昨天早上六点过就被揪起来,然后在综合市场里面绕了几圈。
老爸怎么都描述不清楚的地址。我在那附近来来回回的走了好久好久,久到我觉得周边店家看我的眼神都有点异样。
明明知道对方就和自己相差不远,却怎么也不能够遇见。
大概就是这样的心情吧。
咫尺,便是天涯。擦肩,也是陌路。
手机一直在响,催我的电话打了差不多十个。一直问着怎么还没有到,那么久了……
昨天是赶集天。我站在人来人往的街头,看着形形色色的人,一辆又一辆车路过我。
感觉就像是回到了那个夏天。有些人走了,就没有再回来过。
手机还在响,此刻的脑海中冒出来一大堆乱七八糟的念头。我想,要是还找不到,我就不回去了。
我在街的尽头,他告诉我他在另一条街。看到人的时候没有很欣喜,只是眼泪都要掉下来。
坐上车,回老家。
考上了同济大学建筑系的堂姐办谢师宴。不过,在我们这里叫状元酒。连着刚刚建成的新房子一起,喜上加喜,一同庆祝。
待在房间里面装好糖,大红的袋子,一箱又一箱,看得我眼花缭乱,神情恍惚。
出门的时候阳光正好打在身上,暖暖的。原本笼罩着山头的雾也散了不少。
仍有一缕缕的阳光,透着远处山包上的雾,纷至沓来。
如即将来临的宾客。
蹲在村里面的人家门口洗菜。听着他们聊着家长里短,谈论着这个那个,时间一下子就过去了。
太阳一直晒着我的后颈,辣辣的。
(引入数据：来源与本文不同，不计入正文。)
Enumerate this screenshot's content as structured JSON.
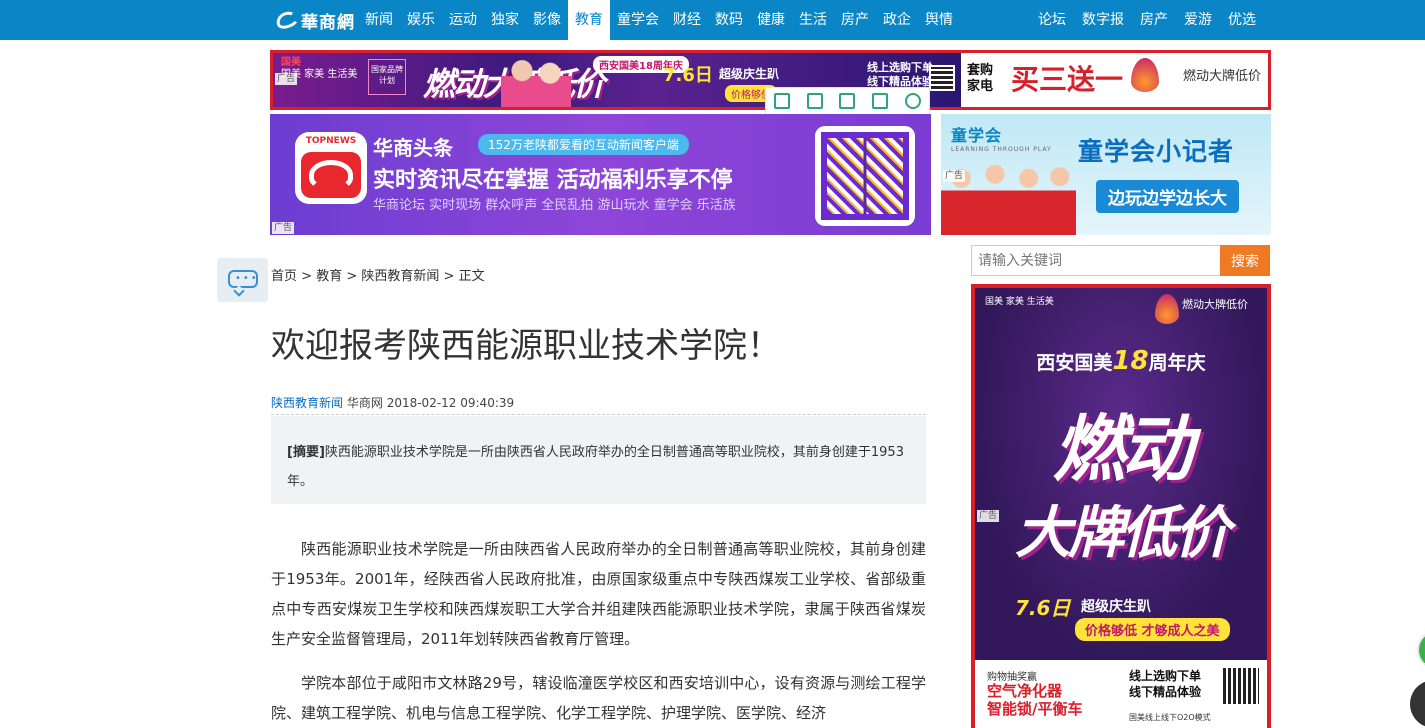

像是前几年军训时候的感受。地上的蚂蚁顺着我的鞋子往上爬,痒痒的。
起来的时候眼睛黑了好久,薄薄的眼皮依旧能够感知阳光的温度。
新房子里面,一群小孩子到处玩耍,电视机前面排排坐了一群,认真的在看着《猫和老鼠》。
有些东西看起来恍如隔世。
堂姐穿了紫色的马尾绣服装。一针一线都是她妈妈的心血。
堂姐原本的初中校长变成了我们如今的校长,看着他和他的爱人在堂姐旁边正正经经的站着,拍下一张又一张相片。
大概这会变成他人生中的“辉煌”之一。跟别人讲述这段经历的时候大抵也会带着一丝丝隐隐的自豪。
鞭炮、烟花。震耳欲聋。
午饭过后。客厅里面坐了一群身穿民族服装的妇人。开始唱歌,唱水歌。
开头是一定的调子,众人一起起头,轮流由人接下来,最后一句大家附和。
周围围了一群的人,各种各样的电子产品被那出来录像、录音。
一开始我还在努力的听着,到了中午睡午觉的点,昏昏欲睡。可是每次都是在就快要睡着的时候就被她们的声音惊醒。简直和上课睡觉被老师的声音“弄”醒一样。
在来来往往的陌生人中穿梭。
回来的路上。原本绿油油的水稻田变得微黄。
八月还有七天。始乱不及地迎接着即将到来的九月。
还有定于这个周末的月考。什么都在慌乱之中到来。